Memorial of the Guardian Angels Memorial of the Guardian Angels

Scripture: Lectionary #456. Job 3:1-3.11-17.20-23. Psalm 88:2-3.4-5.6.7-8. Luke 9:51-56:

Job is a wisdom book. The inspired author situates Job outside of the Promised Land and permits him to speak ideas and feelings that a righteous person under the Torah would have difficulty voicing. This enables the inspired writer to make the reader think about the tragedies in life that can call into question our reliance and trust in God. Such thoughts are disturbing and yet they creep into our minds filling them with doubts and our hearts flooding them with sorrow and despair.

Job complains about his being born. It would have been better for him to have been a stillborn. He longs for the end of his life since he has lost everything he owned and even his sons and daughters. The man Job is always pictured sitting on a dung heap with rags and ashes strewed over his weary body. These sufferings are just too much for him a man who “had it all.”

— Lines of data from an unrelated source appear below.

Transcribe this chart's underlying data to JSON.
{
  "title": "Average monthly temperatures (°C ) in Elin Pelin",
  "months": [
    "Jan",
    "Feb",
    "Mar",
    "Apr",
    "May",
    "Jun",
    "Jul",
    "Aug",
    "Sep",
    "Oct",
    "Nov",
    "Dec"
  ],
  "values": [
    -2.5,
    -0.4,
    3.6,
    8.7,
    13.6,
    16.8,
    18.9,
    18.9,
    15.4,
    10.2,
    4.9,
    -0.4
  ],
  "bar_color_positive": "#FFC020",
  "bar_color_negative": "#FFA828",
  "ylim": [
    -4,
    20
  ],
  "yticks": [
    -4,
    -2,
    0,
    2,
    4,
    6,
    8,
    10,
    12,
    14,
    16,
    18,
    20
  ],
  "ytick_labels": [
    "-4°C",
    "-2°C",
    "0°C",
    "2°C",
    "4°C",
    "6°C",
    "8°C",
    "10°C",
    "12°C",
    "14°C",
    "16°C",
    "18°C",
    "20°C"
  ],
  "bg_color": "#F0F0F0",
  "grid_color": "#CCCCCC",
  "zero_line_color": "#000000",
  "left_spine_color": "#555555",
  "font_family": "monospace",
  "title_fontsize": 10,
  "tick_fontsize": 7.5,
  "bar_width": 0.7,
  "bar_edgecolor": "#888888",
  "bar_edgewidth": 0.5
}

Our Psalm perfectly captures the pain and desperate prayer Job lofts toward the heavens. Our Psalmist experiences the same as Job and puts it into a prayer, a psalm. Thus in many respects this is a poem that is similar to the ordeals of Job. Most commentators see it as the saddest psalm among the 150 psalms. The description of death and Sheol (the gloomy underworld of shadows of people) is expressed seventeen times within this hymn of lamentation. Oesterly, a scholar, says, “the psalm is written with the very heart’s blood of the poet.”

In our continued reading and dedication to the Bible, we start to realize that it is a story of ourselves. It reflects on all of the dimensions of life and we can eventually find ourselves within its verses. It helps us despite the human condition it reflects to rise above sufferings and death and to believe in a God who loves, forgives, and eventually brings us home to live. Both Job and the Psalms are at the heart of our experiences good and bad. The scroll of the Psalms and Job are called “Writings” in the Hebrew canon of sacred books. God “writes with crooked lines” in many of these works; nothing is always just right and easy in life. We struggle on. Jerome encourages us to keep reading and studying and praying the Scriptures. “Whoever is ignorant of the Scriptures is ignorant of
Christ (and God).”

Jesus goes through these trials of life for our sake. He shows us the way to endure and to trust in the God who loves and forgives. As he goes up toward Jerusalem the Samaritans do not allow him and his disciples to take the shorter way to the holy city. This angers James and John who manifest their own way of handling things which are not the way of God. They are not good examples here for us nor are they helpful to Jesus as he has his heart and mind and soul fixed on what will happen in Jerusalem. It will take his final days with them and his death on the cross to accept him as their Messiah—one who suffers and dies. Yet, he conquers sin, death, and evil. Job says it well in the end, “ But I know that my Redeemer liveth, And that at last he will appear on earth. Even after my skin hath been torn from my flesh, Still I will cherish the hope that I shall see God. The heart in my bosom pineth That I may see Him, a champion in my behalf, That my eyes may see Him, and not as an enemy.” (Job 19:25-27). It is interesting that the chapter and numbers are the same at Jesus death with his Mother Mary at the foot of the cross. (John 19:25-27). Amen.